5. Sama dengan masyarakat, karya sastra dalah hakikat intersubjektivitas, masyarakat
menemukan citra dirinya dalam suatu karya.

Sosiologi Sastra tidak hanya membicarakan karya sastra itu sendiri melainkan hubungan
masyarakat dan lingkungannya serta kebudayaan yang menghasilkannya. Atmazaki via Sutri
(1990: 7) menyatakan bahwa pendekatan Sosiologi Sastra mempunyai tiga unsur di dalamnya.
Unsur-unsur tersebut antara lain sebagai berikut:

1. Konteks sosial pengarang

Faktor-faktor yang mempengaruhi pengarang dalam menciptakan karya sastra. Faktor-faktor


tersebut antara lain mata pencaharian, profesi kepegawaian, dan masyarakat lingkungan
pengarang.

2. Sastra sebagai cerminan masyarakat

karya sastra mengungkapkan gejala sosial masyarakat dimana karya itu tercipta dalam sastra
akan terkandung nilai moral, politik, pendidikan, dan agama dalam sebuah masyarakat.

3. Fungsi sastra
Fungsi sastra dalam hal ini adalah nilai seni dengan masyarakat, apakah di antara unsur tersebut
ada keterkaitan atau saling berpengaruh.

B. Sosiologi sebagai Pendekatan Sastra

Pendekatan sosiologi sastra yang paling banyak dilakukan saat ini menaruh perhatian yang besar
terhadap aspek dokumenter sastra dan landasannya adalah gagasan bahwa sastra merupakan
cermin zamannya. Dalam hal itu tugas sosiologi sastra adalah menghubungkan pengalaman
tokoh-tokoh khayal dan situasi ciptaan pengarang itu dengan keadaan sejarah yang merupakan
asal usulnya.

Pedekatan yang dilakukan terhadap karya  sastra pada dasarnya ada dua, yaitu pendekatan
intrinsik dan pendekatan ekstrinsik. Unsur-unsur merupakan unsur-unsur dalam yang diangkat
dari isi karya sastra, seperti tema, alur atau plot, perwatakan, gaya bahasa dan penokohan.
Sedangkan unsur-unsur ekstrinsik berupa pengaruh dari luar yang terdapat dalam karya sastra itu
diantaranya sosiologi, politik, filsafat, antropologi dan lain-lain. Ilmu-ilmu ini merupakan
pendukung dalam pengembangan karya sastra, dengan demikian ilmu-ilmu tersebut erat
hubungannya dengan karya sastra.
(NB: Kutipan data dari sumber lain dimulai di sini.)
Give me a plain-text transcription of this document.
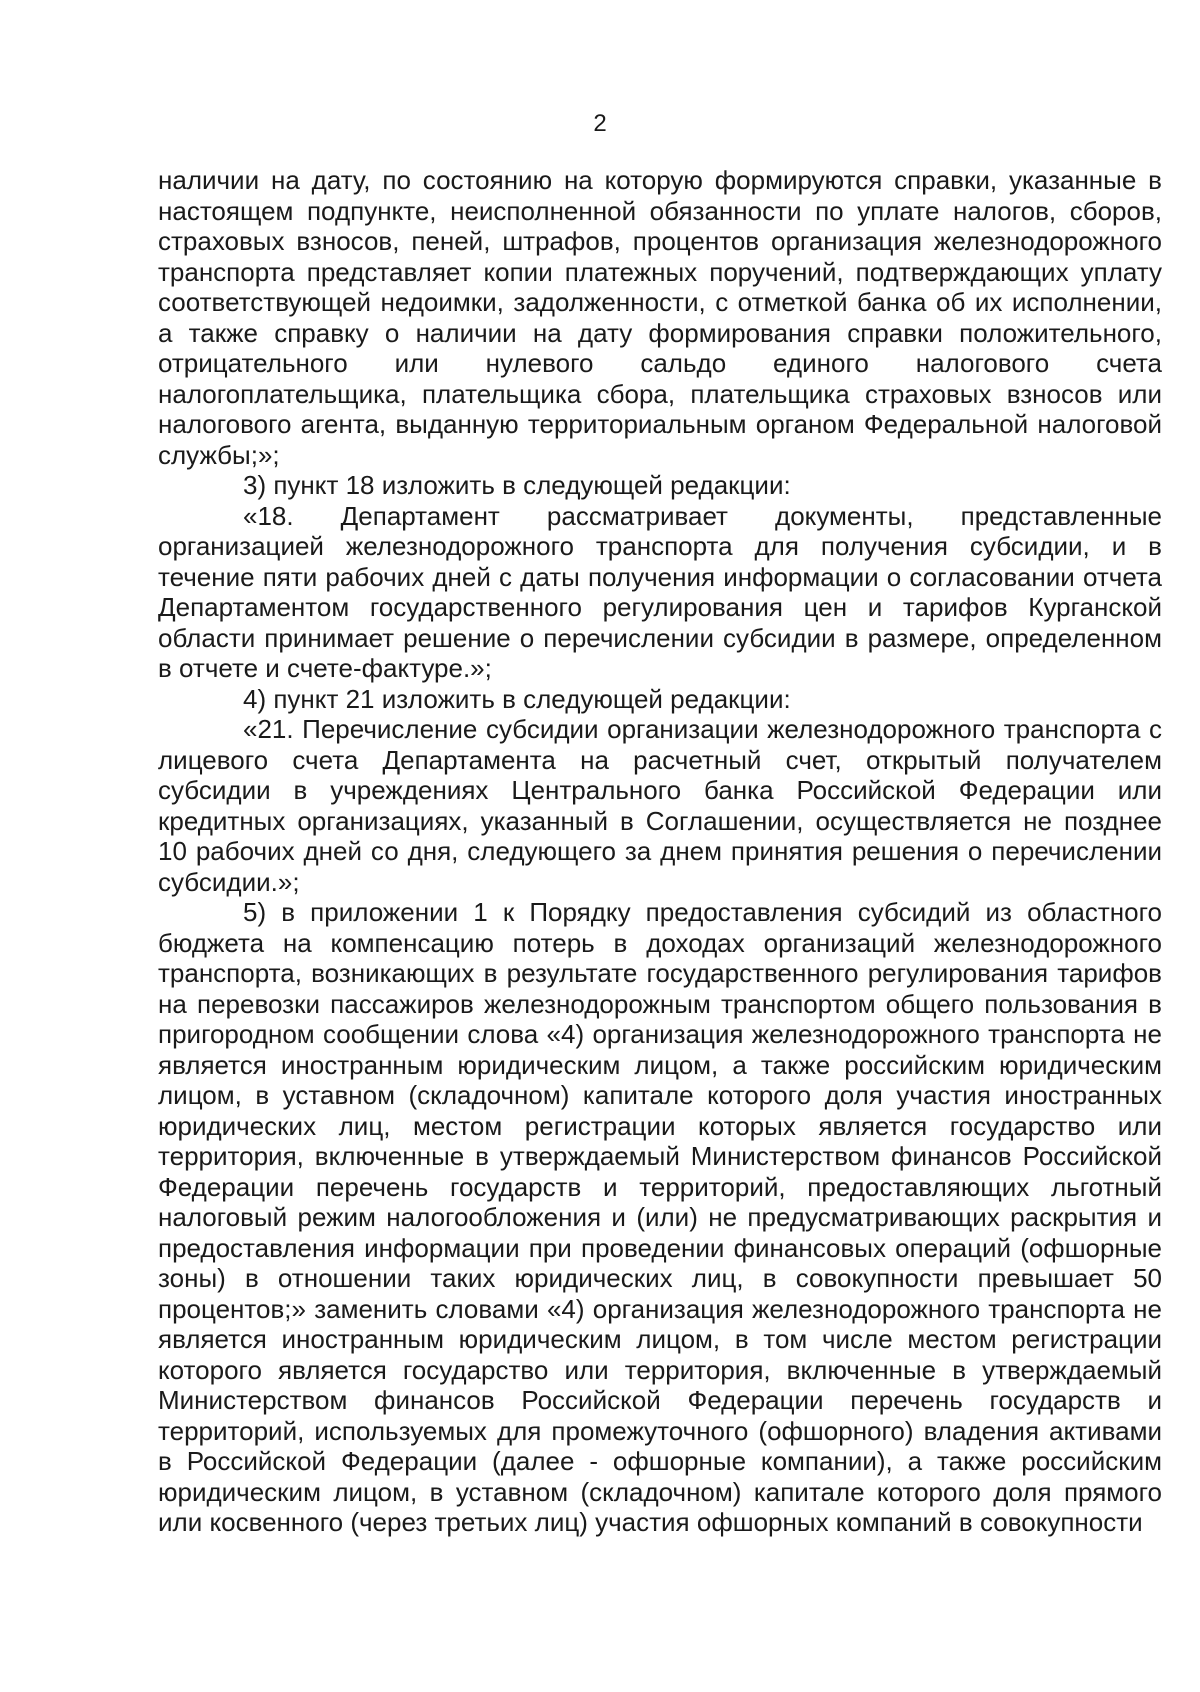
2

наличии на дату, по состоянию на которую формируются справки, указанные в настоящем подпункте, неисполненной обязанности по уплате налогов, сборов, страховых взносов, пеней, штрафов, процентов организация железнодорожного транспорта представляет копии платежных поручений, подтверждающих уплату соответствующей недоимки, задолженности, с отметкой банка об их исполнении, а также справку о наличии на дату формирования справки положительного, отрицательного или нулевого сальдо единого налогового счета налогоплательщика, плательщика сбора, плательщика страховых взносов или налогового агента, выданную территориальным органом Федеральной налоговой службы;»;

3) пункт 18 изложить в следующей редакции:

«18. Департамент рассматривает документы, представленные организацией железнодорожного транспорта для получения субсидии, и в течение пяти рабочих дней с даты получения информации о согласовании отчета Департаментом государственного регулирования цен и тарифов Курганской области принимает решение о перечислении субсидии в размере, определенном в отчете и счете-фактуре.»;

4) пункт 21 изложить в следующей редакции:

«21. Перечисление субсидии организации железнодорожного транспорта с лицевого счета Департамента на расчетный счет, открытый получателем субсидии в учреждениях Центрального банка Российской Федерации или кредитных организациях, указанный в Соглашении, осуществляется не позднее 10 рабочих дней со дня, следующего за днем принятия решения о перечислении субсидии.»;

5) в приложении 1 к Порядку предоставления субсидий из областного бюджета на компенсацию потерь в доходах организаций железнодорожного транспорта, возникающих в результате государственного регулирования тарифов на перевозки пассажиров железнодорожным транспортом общего пользования в пригородном сообщении слова «4) организация железнодорожного транспорта не является иностранным юридическим лицом, а также российским юридическим лицом, в уставном (складочном) капитале которого доля участия иностранных юридических лиц, местом регистрации которых является государство или территория, включенные в утверждаемый Министерством финансов Российской Федерации перечень государств и территорий, предоставляющих льготный налоговый режим налогообложения и (или) не предусматривающих раскрытия и предоставления информации при проведении финансовых операций (офшорные зоны) в отношении таких юридических лиц, в совокупности превышает 50 процентов;» заменить словами «4) организация железнодорожного транспорта не является иностранным юридическим лицом, в том числе местом регистрации которого является государство или территория, включенные в утверждаемый Министерством финансов Российской Федерации перечень государств и территорий, используемых для промежуточного (офшорного) владения активами в Российской Федерации (далее - офшорные компании), а также российским юридическим лицом, в уставном (складочном) капитале которого доля прямого или косвенного (через третьих лиц) участия офшорных компаний в совокупности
Analisis aspek ekstrinsik karya sastra ialah analisis karya
sastra itu sendiri dari segi isinya, dan sepanjang mungkin melihat kaitannya dengan kenyataan-
kenyataan dari luar karya sastra itu sendiri.

Pendekatan sosiologis atau pendekatan ekstrinsik biasanya mempermasalahkan sesuatu diseputar


sastra dan masyarakat bersifat sempit dan eksternal. Yang dipersoalkan biasanya mengenai
hubungan sastra dan situasi sosial tertentu, sistem ekonomi, sosial, adat istiadat, dan politik.
Dapat dipahami bahwa bilamana seseorang  ingin mengetahui keadaan sosiologis dari suatu
masa karya tertentu ditulis, kita memang belum tentu dapat mengenal tata kemasyarakatan yang
ada pada waktu itu, tetapi setidak-tidaknya kita dapat mengenal tema mana yang kira-kira
dominan pada waktu itu melalui pendekatan sosiologis.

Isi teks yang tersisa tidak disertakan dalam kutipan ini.